Quiz maker help

Jun 10, 2015

I am currently working on a survey/questionnaire that will be sent to around 500 participants. I am asking for some information from the learners.

Specifically, I am developing a series of lunch and learns (I am NOT calling them that!), bite-sized learning opportunities, what ever you want to call them, and I am asking for some topics that the management personnel of my organization feel is needed for them and for the 2000 employees.

Here is what I want to do. I want to have our management team come up with topics for discussions. Listing them out and ranking them by importance. I know I could have them just list them in order of importance, but I really want them to think about it by ranking them. I want them to be able to come up with ideas (brainstorming) without any restrictions like thinking about the importance of it. Then after they have their topics to rank them.

I have tried using quizmaker to come up with an idea of how to do this, and tried in Moodle (v. 2.9). I am failing. Any suggestions on how to accomplish this?

3 Replies
Allison Nederveld

Hey Scott,

I know there are several survey platforms that allow answer piping in some form (SurveyMonkey, Qualtrics) but you need to pay to use the service or to get that as a premium feature.

A quick search led me to Survey Project, which looks like it might be an option if you have the time.

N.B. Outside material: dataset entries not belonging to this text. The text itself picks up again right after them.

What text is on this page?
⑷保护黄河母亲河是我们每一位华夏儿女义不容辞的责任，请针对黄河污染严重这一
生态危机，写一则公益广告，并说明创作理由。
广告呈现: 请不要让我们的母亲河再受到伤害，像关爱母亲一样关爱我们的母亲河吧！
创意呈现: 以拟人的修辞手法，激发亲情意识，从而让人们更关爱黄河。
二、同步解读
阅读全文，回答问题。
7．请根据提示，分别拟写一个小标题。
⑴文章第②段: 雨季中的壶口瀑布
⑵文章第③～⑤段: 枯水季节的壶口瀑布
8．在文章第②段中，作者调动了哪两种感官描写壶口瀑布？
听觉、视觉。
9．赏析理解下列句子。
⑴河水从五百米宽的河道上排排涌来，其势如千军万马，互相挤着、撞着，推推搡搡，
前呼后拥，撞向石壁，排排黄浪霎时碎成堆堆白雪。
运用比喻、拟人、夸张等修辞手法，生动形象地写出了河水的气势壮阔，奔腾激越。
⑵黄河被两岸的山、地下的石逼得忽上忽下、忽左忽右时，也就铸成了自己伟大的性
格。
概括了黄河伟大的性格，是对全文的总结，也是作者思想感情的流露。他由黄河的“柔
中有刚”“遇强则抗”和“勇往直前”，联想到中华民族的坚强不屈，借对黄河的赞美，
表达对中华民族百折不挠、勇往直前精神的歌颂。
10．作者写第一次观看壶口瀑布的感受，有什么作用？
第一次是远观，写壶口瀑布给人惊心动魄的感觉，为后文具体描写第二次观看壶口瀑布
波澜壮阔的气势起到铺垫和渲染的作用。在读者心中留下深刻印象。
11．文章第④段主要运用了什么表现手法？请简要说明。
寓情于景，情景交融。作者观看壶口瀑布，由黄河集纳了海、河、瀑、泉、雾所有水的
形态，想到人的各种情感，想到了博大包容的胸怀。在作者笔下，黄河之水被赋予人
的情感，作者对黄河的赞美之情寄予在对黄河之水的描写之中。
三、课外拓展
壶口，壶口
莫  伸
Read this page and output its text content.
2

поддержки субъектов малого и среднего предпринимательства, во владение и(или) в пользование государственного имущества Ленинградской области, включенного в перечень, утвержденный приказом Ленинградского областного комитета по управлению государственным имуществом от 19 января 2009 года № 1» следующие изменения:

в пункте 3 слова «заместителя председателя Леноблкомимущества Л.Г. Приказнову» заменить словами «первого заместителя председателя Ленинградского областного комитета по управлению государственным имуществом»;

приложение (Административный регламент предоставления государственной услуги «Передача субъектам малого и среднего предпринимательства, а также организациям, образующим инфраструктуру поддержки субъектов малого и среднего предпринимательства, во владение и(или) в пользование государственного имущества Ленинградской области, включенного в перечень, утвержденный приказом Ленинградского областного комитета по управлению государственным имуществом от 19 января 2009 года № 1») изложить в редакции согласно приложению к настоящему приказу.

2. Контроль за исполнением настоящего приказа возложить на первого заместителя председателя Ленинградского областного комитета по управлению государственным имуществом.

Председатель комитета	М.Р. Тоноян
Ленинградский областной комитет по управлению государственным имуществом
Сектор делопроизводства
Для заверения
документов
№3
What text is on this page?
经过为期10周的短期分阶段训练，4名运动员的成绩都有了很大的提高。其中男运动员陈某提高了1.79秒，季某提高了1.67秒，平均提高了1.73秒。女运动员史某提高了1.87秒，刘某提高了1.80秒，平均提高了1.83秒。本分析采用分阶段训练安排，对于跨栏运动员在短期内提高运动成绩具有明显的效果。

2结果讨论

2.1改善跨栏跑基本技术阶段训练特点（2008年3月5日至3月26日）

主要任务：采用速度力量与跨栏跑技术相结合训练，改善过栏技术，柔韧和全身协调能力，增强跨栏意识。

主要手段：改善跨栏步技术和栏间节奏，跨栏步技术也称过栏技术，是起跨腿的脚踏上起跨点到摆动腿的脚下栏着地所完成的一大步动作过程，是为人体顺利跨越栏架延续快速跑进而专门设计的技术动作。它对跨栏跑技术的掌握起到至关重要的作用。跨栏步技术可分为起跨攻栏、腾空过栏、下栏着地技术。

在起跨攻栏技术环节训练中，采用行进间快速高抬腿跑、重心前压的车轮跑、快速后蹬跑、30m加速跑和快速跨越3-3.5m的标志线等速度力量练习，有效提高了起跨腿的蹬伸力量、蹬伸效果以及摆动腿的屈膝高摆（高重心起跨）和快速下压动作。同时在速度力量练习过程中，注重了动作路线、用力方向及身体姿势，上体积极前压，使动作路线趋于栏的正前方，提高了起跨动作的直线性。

http://www.surveyproject.org/Support/Helpfiles/Articles/tabid/194/TID/7/cid/1/Default.aspx

Ashley Chiasson

Scott,

I agree with Allison on SurveyMonkey or another similar application, like LimeSurveys.

My biggest tip would be to have a series of surveys with no more than 5 questions per survey. If you have smaller surveys, you're more likely to get a better response rate. 

Another thing would be to have each survey QA'd, if at all possible by someone from the target audience. This pay help with some wording for optimal efficacy - we do this A LOT at the university to ensure diplomacy.

 

Melissa Jordan

I agree that I would look for a dedicated survey service to handle this task. 

The biggest thing I've learned through using surveys is to ask as specific a question as possible to get the answers you want.

But I always include one or two open-ended "comment" type questions to solicit feedback at the end. It is surprising the feedback we get from our audience - and it has led us to solve problems or implement changes that we would never have thought of!